Listen to the episode, and then respond to the following questions.

  1. Do you think these highway projects were purposefully designed to keep residential populations segregated? Why or why not?
  2. How would you describe the relationship between these highway projects, racism, and environmental health?

Intersection of Structural Racism and the Social Determinants of Health

The social determinants of health (SDOH) are the nonmedical factors that impact health outcomes (CDC, 2022b). Social Determinants Affecting Health Outcomes discusses the SDOH in detail. Examples of SDOH include access to safe housing, exposure to discrimination or violence, income level, and language and literacy skills (ODPHP, 2020d). Healthy People 2030 names structural racism as one of the SDOH given its pervasive and often invisible reach into all social practices (Bailey et al., 2017; ODPHP, 2020b). The historical roots of structural racism tie directly into the SDOH, as this racism has consigned BIPOC communities to an inferior or second-class status (Braveman et al., 2022). Put more succinctly, structural racism is further upstream than the SDOH (Churchwell et al., 2020; Lynch et al., 2021). The following are key examples of the ways in which structural racism intersects with the SDOH.

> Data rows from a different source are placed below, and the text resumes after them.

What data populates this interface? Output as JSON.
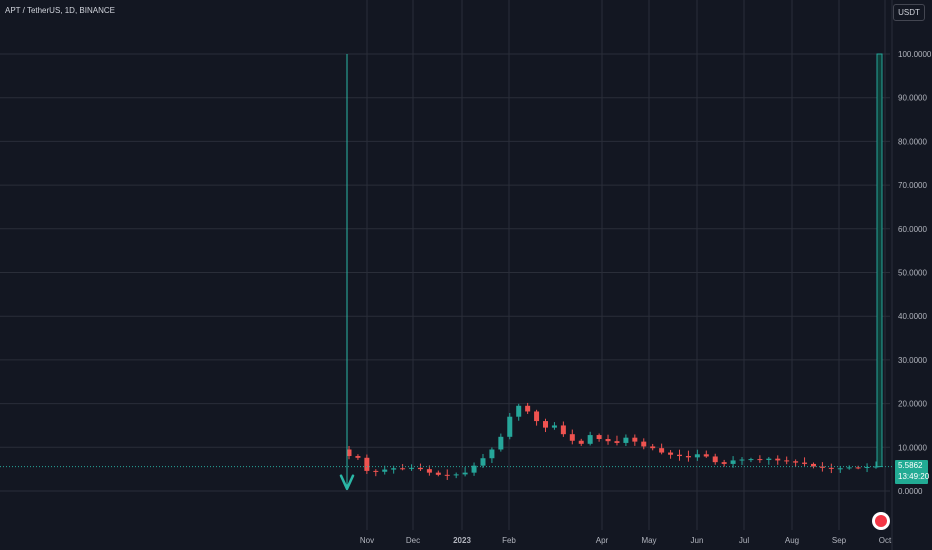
{
  "header": {
    "title": "APT / TetherUS, 1D, BINANCE",
    "unit_button": "USDT"
  },
  "price_tag": {
    "price": "5.5862",
    "countdown": "13:49:20"
  },
  "colors": {
    "up": "#26a69a",
    "down": "#ef5350",
    "background": "#131722",
    "grid": "#2a2e39",
    "annotation": "#2bb7a6"
  },
  "chart_data": {
    "type": "candlestick",
    "title": "APT / TetherUS, 1D, BINANCE",
    "ylim": [
      -10,
      106
    ],
    "y_ticks": [
      0,
      10,
      20,
      30,
      40,
      50,
      60,
      70,
      80,
      90,
      100
    ],
    "y_tick_labels": [
      "0.0000",
      "10.0000",
      "20.0000",
      "30.0000",
      "40.0000",
      "50.0000",
      "60.0000",
      "70.0000",
      "80.0000",
      "90.0000",
      "100.0000"
    ],
    "x_tick_labels": [
      "Nov",
      "Dec",
      "2023",
      "Feb",
      "Apr",
      "May",
      "Jun",
      "Jul",
      "Aug",
      "Sep",
      "Oct"
    ],
    "last_price": 5.5862,
    "grid": true,
    "annotations": [
      {
        "type": "vertical-line-arrow-down",
        "from": 100,
        "to": 1
      },
      {
        "type": "spike-bar",
        "to": 100
      }
    ],
    "price_path": [
      [
        9.5,
        8.0
      ],
      [
        8.0,
        7.6
      ],
      [
        7.6,
        4.6
      ],
      [
        4.6,
        4.4
      ],
      [
        4.4,
        4.9
      ],
      [
        4.9,
        5.2
      ],
      [
        5.2,
        5.1
      ],
      [
        5.1,
        5.3
      ],
      [
        5.3,
        5.0
      ],
      [
        5.0,
        4.2
      ],
      [
        4.2,
        3.7
      ],
      [
        3.7,
        3.6
      ],
      [
        3.6,
        3.8
      ],
      [
        3.8,
        4.2
      ],
      [
        4.2,
        5.8
      ],
      [
        5.8,
        7.5
      ],
      [
        7.5,
        9.5
      ],
      [
        9.5,
        12.4
      ],
      [
        12.4,
        17.0
      ],
      [
        17.0,
        19.5
      ],
      [
        19.5,
        18.2
      ],
      [
        18.2,
        16.0
      ],
      [
        16.0,
        14.5
      ],
      [
        14.5,
        15.0
      ],
      [
        15.0,
        13.0
      ],
      [
        13.0,
        11.5
      ],
      [
        11.5,
        10.8
      ],
      [
        10.8,
        12.8
      ],
      [
        12.8,
        11.9
      ],
      [
        11.9,
        11.4
      ],
      [
        11.4,
        11.0
      ],
      [
        11.0,
        12.2
      ],
      [
        12.2,
        11.3
      ],
      [
        11.3,
        10.2
      ],
      [
        10.2,
        9.8
      ],
      [
        9.8,
        8.8
      ],
      [
        8.8,
        8.3
      ],
      [
        8.3,
        8.0
      ],
      [
        8.0,
        7.7
      ],
      [
        7.7,
        8.4
      ],
      [
        8.4,
        7.9
      ],
      [
        7.9,
        6.6
      ],
      [
        6.6,
        6.2
      ],
      [
        6.2,
        7.0
      ],
      [
        7.0,
        7.2
      ],
      [
        7.2,
        7.3
      ],
      [
        7.3,
        7.1
      ],
      [
        7.1,
        7.4
      ],
      [
        7.4,
        7.0
      ],
      [
        7.0,
        6.8
      ],
      [
        6.8,
        6.5
      ],
      [
        6.5,
        6.2
      ],
      [
        6.2,
        5.6
      ],
      [
        5.6,
        5.3
      ],
      [
        5.3,
        5.1
      ],
      [
        5.1,
        5.2
      ],
      [
        5.2,
        5.4
      ],
      [
        5.4,
        5.3
      ],
      [
        5.3,
        5.5
      ],
      [
        5.5,
        5.6
      ]
    ]
  }
}
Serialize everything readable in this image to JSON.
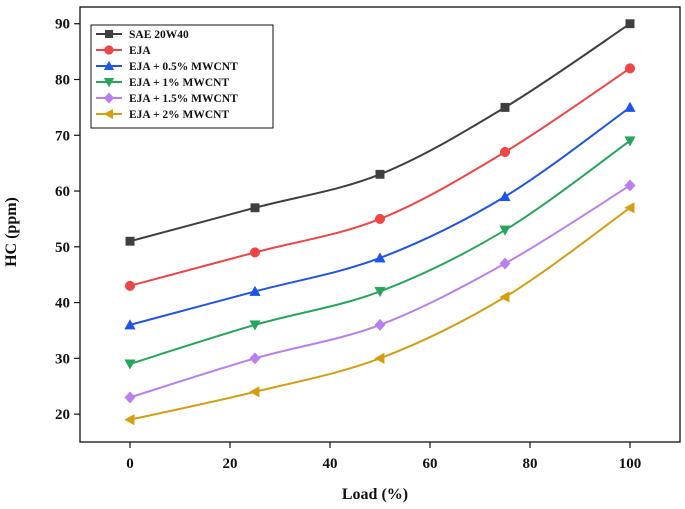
{
  "chart_data": {
    "type": "line",
    "title": "",
    "xlabel": "Load (%)",
    "ylabel": "HC (ppm)",
    "xlim": [
      -10,
      110
    ],
    "ylim": [
      15,
      93
    ],
    "xticks": [
      0,
      20,
      40,
      60,
      80,
      100
    ],
    "yticks": [
      20,
      30,
      40,
      50,
      60,
      70,
      80,
      90
    ],
    "grid": false,
    "legend_position": "top-left",
    "x": [
      0,
      25,
      50,
      75,
      100
    ],
    "series": [
      {
        "name": "SAE 20W40",
        "color": "#3f3f3f",
        "marker": "square",
        "values": [
          51,
          57,
          63,
          75,
          90
        ]
      },
      {
        "name": "EJA",
        "color": "#f04545",
        "marker": "circle",
        "values": [
          43,
          49,
          55,
          67,
          82
        ]
      },
      {
        "name": "EJA + 0.5% MWCNT",
        "color": "#1f55e6",
        "marker": "triangle-up",
        "values": [
          36,
          42,
          48,
          59,
          75
        ]
      },
      {
        "name": "EJA + 1% MWCNT",
        "color": "#26a65b",
        "marker": "triangle-down",
        "values": [
          29,
          36,
          42,
          53,
          69
        ]
      },
      {
        "name": "EJA + 1.5% MWCNT",
        "color": "#b97ff0",
        "marker": "diamond",
        "values": [
          23,
          30,
          36,
          47,
          61
        ]
      },
      {
        "name": "EJA + 2% MWCNT",
        "color": "#d39e10",
        "marker": "triangle-left",
        "values": [
          19,
          24,
          30,
          41,
          57
        ]
      }
    ]
  }
}
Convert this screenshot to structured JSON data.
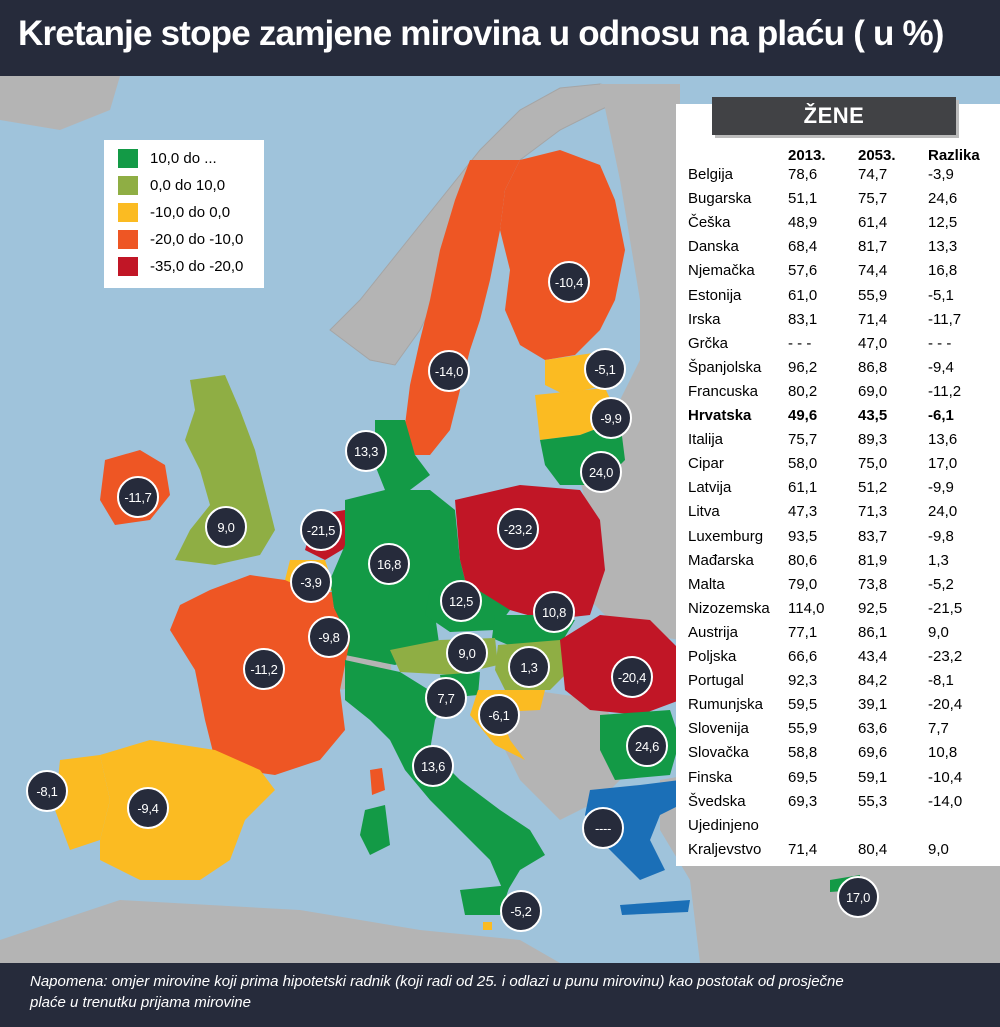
{
  "title": "Kretanje stope zamjene mirovina u odnosu na plaću ( u %)",
  "footnote": "Napomena: omjer mirovine koji prima hipotetski radnik (koji radi od 25. i odlazi u punu mirovinu) kao postotak od prosječne plaće u trenutku prijama mirovine",
  "legend": [
    {
      "label": "10,0 do ...",
      "color": "#139a46"
    },
    {
      "label": "0,0 do 10,0",
      "color": "#8fae44"
    },
    {
      "label": "-10,0 do 0,0",
      "color": "#fbbb22"
    },
    {
      "label": "-20,0 do -10,0",
      "color": "#ee5624"
    },
    {
      "label": "-35,0 do -20,0",
      "color": "#c11626"
    }
  ],
  "map_labels": {
    "finland": "-10,4",
    "sweden": "-14,0",
    "estonia": "-5,1",
    "latvia": "-9,9",
    "lithuania": "24,0",
    "denmark": "13,3",
    "ireland": "-11,7",
    "uk": "9,0",
    "netherlands": "-21,5",
    "belgium": "-3,9",
    "luxembourg": "-9,8",
    "germany": "16,8",
    "poland": "-23,2",
    "czech": "12,5",
    "slovakia": "10,8",
    "austria": "9,0",
    "hungary": "1,3",
    "romania": "-20,4",
    "slovenia": "7,7",
    "croatia": "-6,1",
    "bulgaria": "24,6",
    "france": "-11,2",
    "italy": "13,6",
    "portugal": "-8,1",
    "spain": "-9,4",
    "greece": "----",
    "malta": "-5,2",
    "cyprus": "17,0"
  },
  "table": {
    "panel_title": "ŽENE",
    "headers": [
      "",
      "2013.",
      "2053.",
      "Razlika"
    ],
    "rows": [
      {
        "country": "Belgija",
        "y2013": "78,6",
        "y2053": "74,7",
        "diff": "-3,9"
      },
      {
        "country": "Bugarska",
        "y2013": "51,1",
        "y2053": "75,7",
        "diff": "24,6"
      },
      {
        "country": "Češka",
        "y2013": "48,9",
        "y2053": "61,4",
        "diff": "12,5"
      },
      {
        "country": "Danska",
        "y2013": "68,4",
        "y2053": "81,7",
        "diff": "13,3"
      },
      {
        "country": "Njemačka",
        "y2013": "57,6",
        "y2053": "74,4",
        "diff": "16,8"
      },
      {
        "country": "Estonija",
        "y2013": "61,0",
        "y2053": "55,9",
        "diff": "-5,1"
      },
      {
        "country": "Irska",
        "y2013": "83,1",
        "y2053": "71,4",
        "diff": "-11,7"
      },
      {
        "country": "Grčka",
        "y2013": "- - -",
        "y2053": "47,0",
        "diff": "- - -"
      },
      {
        "country": "Španjolska",
        "y2013": "96,2",
        "y2053": "86,8",
        "diff": "-9,4"
      },
      {
        "country": "Francuska",
        "y2013": "80,2",
        "y2053": "69,0",
        "diff": "-11,2"
      },
      {
        "country": "Hrvatska",
        "y2013": "49,6",
        "y2053": "43,5",
        "diff": "-6,1",
        "bold": true
      },
      {
        "country": "Italija",
        "y2013": "75,7",
        "y2053": "89,3",
        "diff": "13,6"
      },
      {
        "country": "Cipar",
        "y2013": "58,0",
        "y2053": "75,0",
        "diff": "17,0"
      },
      {
        "country": "Latvija",
        "y2013": "61,1",
        "y2053": "51,2",
        "diff": "-9,9"
      },
      {
        "country": "Litva",
        "y2013": "47,3",
        "y2053": "71,3",
        "diff": "24,0"
      },
      {
        "country": "Luxemburg",
        "y2013": "93,5",
        "y2053": "83,7",
        "diff": "-9,8"
      },
      {
        "country": "Mađarska",
        "y2013": "80,6",
        "y2053": "81,9",
        "diff": "1,3"
      },
      {
        "country": "Malta",
        "y2013": "79,0",
        "y2053": "73,8",
        "diff": "-5,2"
      },
      {
        "country": "Nizozemska",
        "y2013": "114,0",
        "y2053": "92,5",
        "diff": "-21,5"
      },
      {
        "country": "Austrija",
        "y2013": "77,1",
        "y2053": "86,1",
        "diff": "9,0"
      },
      {
        "country": "Poljska",
        "y2013": "66,6",
        "y2053": "43,4",
        "diff": "-23,2"
      },
      {
        "country": "Portugal",
        "y2013": "92,3",
        "y2053": "84,2",
        "diff": "-8,1"
      },
      {
        "country": "Rumunjska",
        "y2013": "59,5",
        "y2053": "39,1",
        "diff": "-20,4"
      },
      {
        "country": "Slovenija",
        "y2013": "55,9",
        "y2053": "63,6",
        "diff": "7,7"
      },
      {
        "country": "Slovačka",
        "y2013": "58,8",
        "y2053": "69,6",
        "diff": "10,8"
      },
      {
        "country": "Finska",
        "y2013": "69,5",
        "y2053": "59,1",
        "diff": "-10,4"
      },
      {
        "country": "Švedska",
        "y2013": "69,3",
        "y2053": "55,3",
        "diff": "-14,0"
      },
      {
        "country": "Ujedinjeno",
        "y2013": "",
        "y2053": "",
        "diff": ""
      },
      {
        "country": "Kraljevstvo",
        "y2013": "71,4",
        "y2053": "80,4",
        "diff": "9,0"
      }
    ]
  },
  "colors": {
    "header_bg": "#262b3b",
    "sea": "#9fc3db",
    "non_eu_land": "#b4b4b4",
    "dark_green": "#139a46",
    "light_green": "#8fae44",
    "yellow": "#fbbb22",
    "orange": "#ee5624",
    "red": "#c11626",
    "greece_blue": "#1b6fb7"
  }
}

  • Safe housing: Structural racism negatively affects income level due to the far-reaching and lasting implications of historical residential segregation. HOLC and FHA redlining are examples of structural racism that limited opportunities for BIPOC families to purchase homes and to benefit from intergenerational wealth transfer, contributing to the lower-than-average income and wealth of BIPOC families. Black Americans have approximately one-tenth of the wealth of White Americans, have fewer assets, and are less likely to own their homes, own a business, or have a retirement account (Hanks et al., 2018). Because of structural racism, residential segregation in America continues, with more BIPOC families living in lower-income neighborhoods (Lynch et al., 2021; Ray et al., 2021; Zonta, 2019). For all of these reasons, structural racism presents a barrier to safe housing for BIPOC families.
  • Exposure to discrimination or violence: Structural racism exposes people to discrimination or violence in the form of biased policing practices, biased sentencing policies, and the mass incarceration of BIPOC individuals. This exposure results in a myriad of adverse outcomes for those affected (Bailey et al., 2021; Braveman et al., 2022), touching upon the SDOH in discrimination, violence, lower income, and barriers to safe housing.
  • Language and literacy: Structural racism negatively affects language and literacy skills due to the lack of access to quality schools in predominantly BIPOC neighborhoods and due to the biased treatment of BIPOC students within the educational system (Quick & Kahlenberg, 2019; Williams et al., 2019).